風呂の生首

■風呂の生首[ふろ‐なまくび]

▽解説

 高知県高知市には以下のような話が伝わっています。


 昔、高知城下に山田という武士の家があり、当主の弟に「五内さん」と呼ばれる人がいました。
 五内さんは化物が好きだという変わり者でしたが、部屋住みの例にもれず、士官の道も嫁もなく、ぶらぶらとして日々を送っていました。
 
 ある日、五内さんは二、三人の仲間と、忠八という若党を連れて山へ狩りに出かけました。
 ところがその日に限って、行けども行けども一匹の獲物にも出会わず、一行は薄暗くなった山奥で雨露をしのげる場所を探し求める羽目になりました。
 そして、ようやく無住の古寺を見つけ、ひとまずそこで休むことにしました。
 寺には粗末な風呂があったため、水を汲み、火を焚き、一番に山田の五内さんが入ることになりました。
 五内さんが入った風呂の中では、女の生首らしきものが、髪を長く引きずるようにして浮いていました。
 化物好きの五内さんは「おお、おお、お前も入りよるか。一緒に入ろうのう」と生首に声をかけました。
 すると生首はニタリと笑って、うきうきした様子で五内さんの方へ寄ってきます。
 五内さんは動じることなく首を突き退け、体を洗い、ゆっくりと温まって風呂から上がりました。
 次の人が風呂へ行くと、やはり首のようなものが浮いていました。
 そこで髪を掴んで外へ放り出し、体を洗い終えるとまた首を風呂へ放り込んで、素知らぬ顔で「よいふろだった」と出てきました。
 次に入った人も同じように首を出して体を洗い、上がる際にまた首を湯に入れておきました。
 最後の忠八だけは風呂の生首を見て大いに驚き、大声で五内さんたちに助けを求めました。
 ここに至って各々は同じ首に遭遇していたことを知り、ただひとり生首と一緒に入浴した五内さんは仲間から感心されるのでした。

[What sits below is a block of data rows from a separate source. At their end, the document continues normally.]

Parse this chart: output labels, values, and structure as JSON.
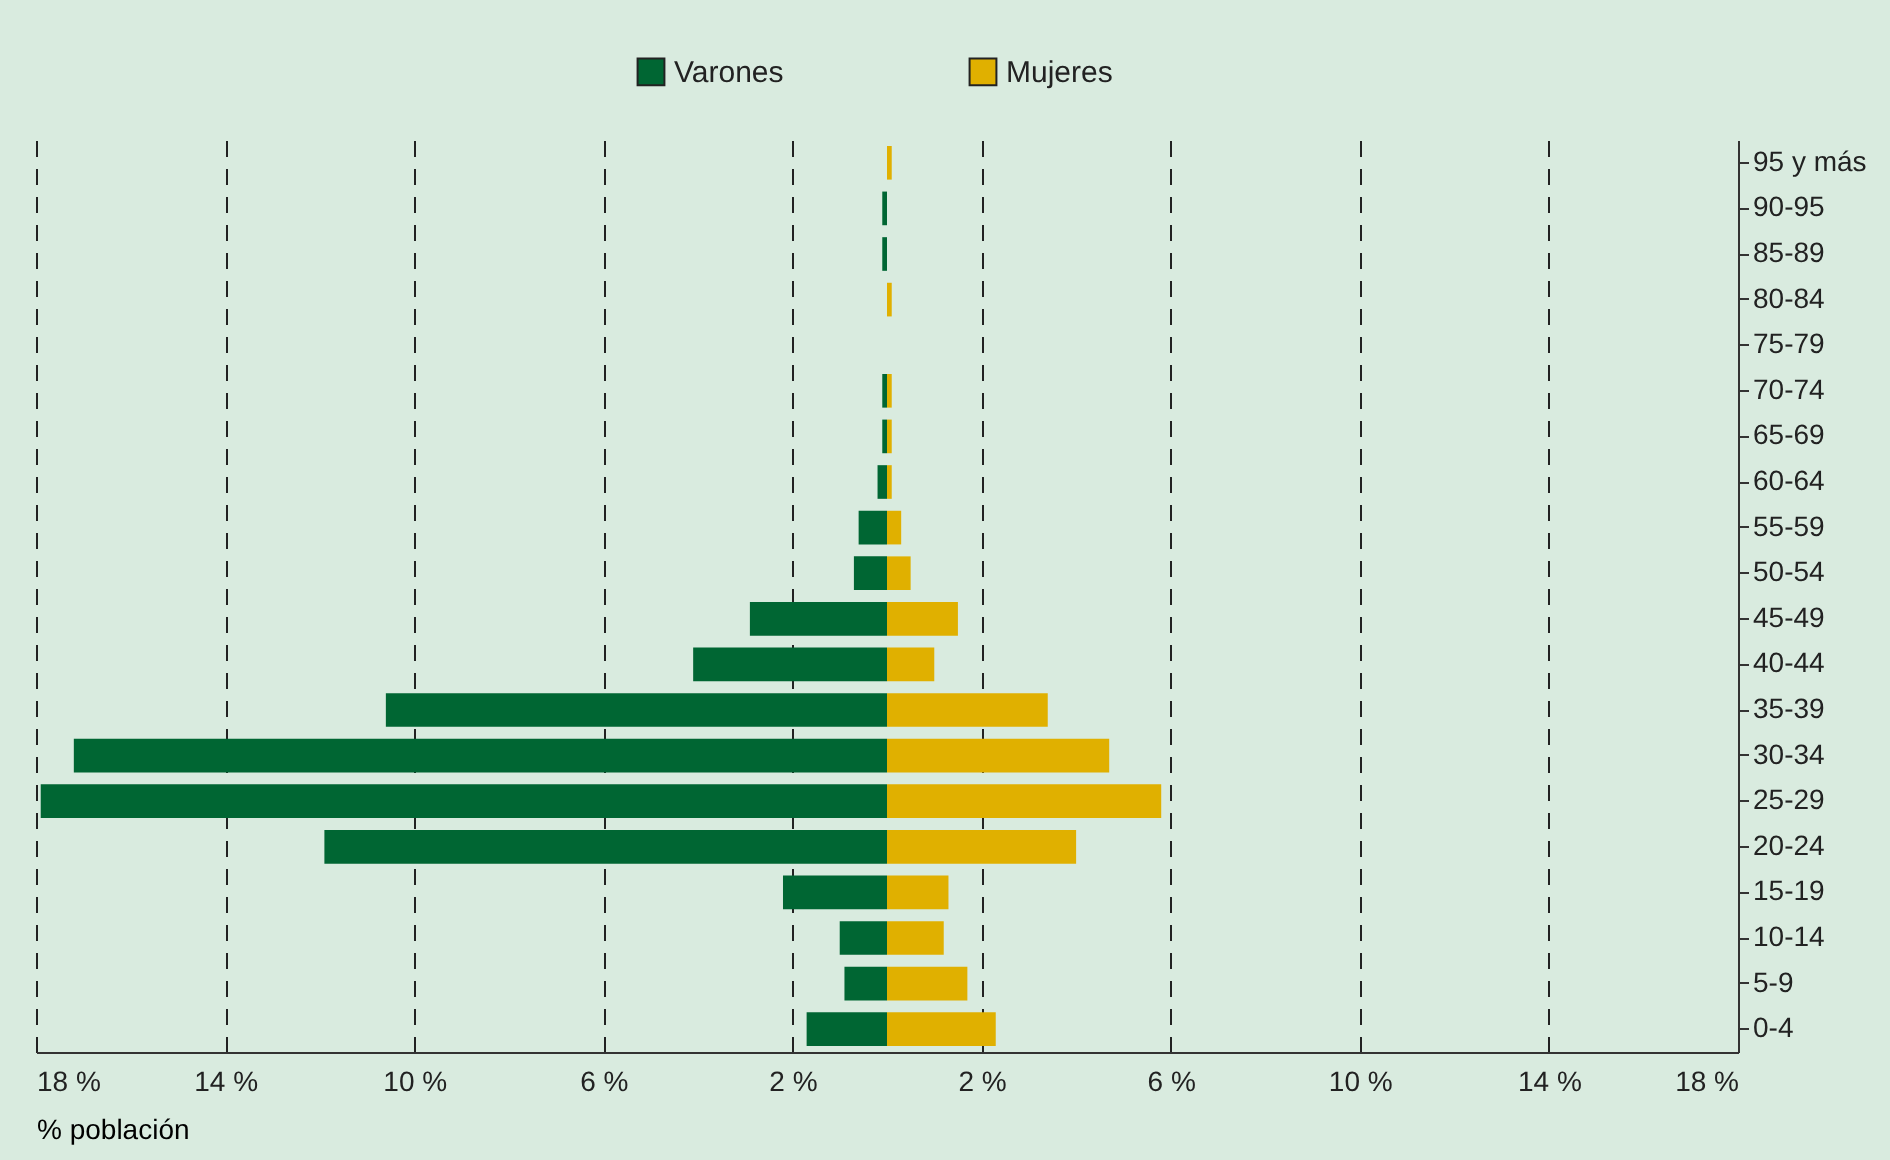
{
  "chart_data": {
    "type": "bar",
    "orientation": "horizontal",
    "xlabel": "% población",
    "categories": [
      "95 y más",
      "90-95",
      "85-89",
      "80-84",
      "75-79",
      "70-74",
      "65-69",
      "60-64",
      "55-59",
      "50-54",
      "45-49",
      "40-44",
      "35-39",
      "30-34",
      "25-29",
      "20-24",
      "15-19",
      "10-14",
      "5-9",
      "0-4"
    ],
    "series": [
      {
        "name": "Varones",
        "color": "#006633",
        "values": [
          0,
          -0.1,
          -0.1,
          0,
          0,
          -0.1,
          -0.1,
          -0.2,
          -0.6,
          -0.7,
          -2.9,
          -4.1,
          -10.6,
          -17.2,
          -17.9,
          -11.9,
          -2.2,
          -1.0,
          -0.9,
          -1.7
        ]
      },
      {
        "name": "Mujeres",
        "color": "#e0b000",
        "values": [
          0.1,
          0,
          0,
          0.1,
          0,
          0.1,
          0.1,
          0.1,
          0.3,
          0.5,
          1.5,
          1.0,
          3.4,
          4.7,
          5.8,
          4.0,
          1.3,
          1.2,
          1.7,
          2.3
        ]
      }
    ],
    "xlim": [
      -18,
      18
    ],
    "xticks": [
      {
        "value": -18,
        "label": "18 %"
      },
      {
        "value": -14,
        "label": "14 %"
      },
      {
        "value": -10,
        "label": "10 %"
      },
      {
        "value": -6,
        "label": "6 %"
      },
      {
        "value": -2,
        "label": "2 %"
      },
      {
        "value": 2,
        "label": "2 %"
      },
      {
        "value": 6,
        "label": "6 %"
      },
      {
        "value": 10,
        "label": "10 %"
      },
      {
        "value": 14,
        "label": "14 %"
      },
      {
        "value": 18,
        "label": "18 %"
      }
    ],
    "grid": "x",
    "legend": "top",
    "stacked": true
  }
}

 夕食も済んでもう寝ようかという頃、月明かりが障子に女の横顔を映しました。
 五内さんが「べっぴんさんよ、おはいり、おはいり」と声をかけると、女はにいっと笑って消えました。
 しばらくすると、壁に立てかけていた猟銃が一斉にドンドンパンパンと音を立てました。
 このような怪事がしばらく続きましたが、やがて一同は深い眠りに落ちていきました。

 夜中、ふと目を覚ました五内さんが便所へ行くと、下の方から毛の生えた手が伸びてきて、尻を拭こうとします。
 それをすかさず捕えた五内さんは、ふんどしで謎の手を入口の柱にしっかりと縛りつけて寝床に戻りました。
 翌朝、一番に起きた忠八は、額の白い大きな古狸が柱に縛られているさまを目の当たりにしました。
 皆はさっそくこれを狸汁にして食べ、その後無事に家に帰ったといいます。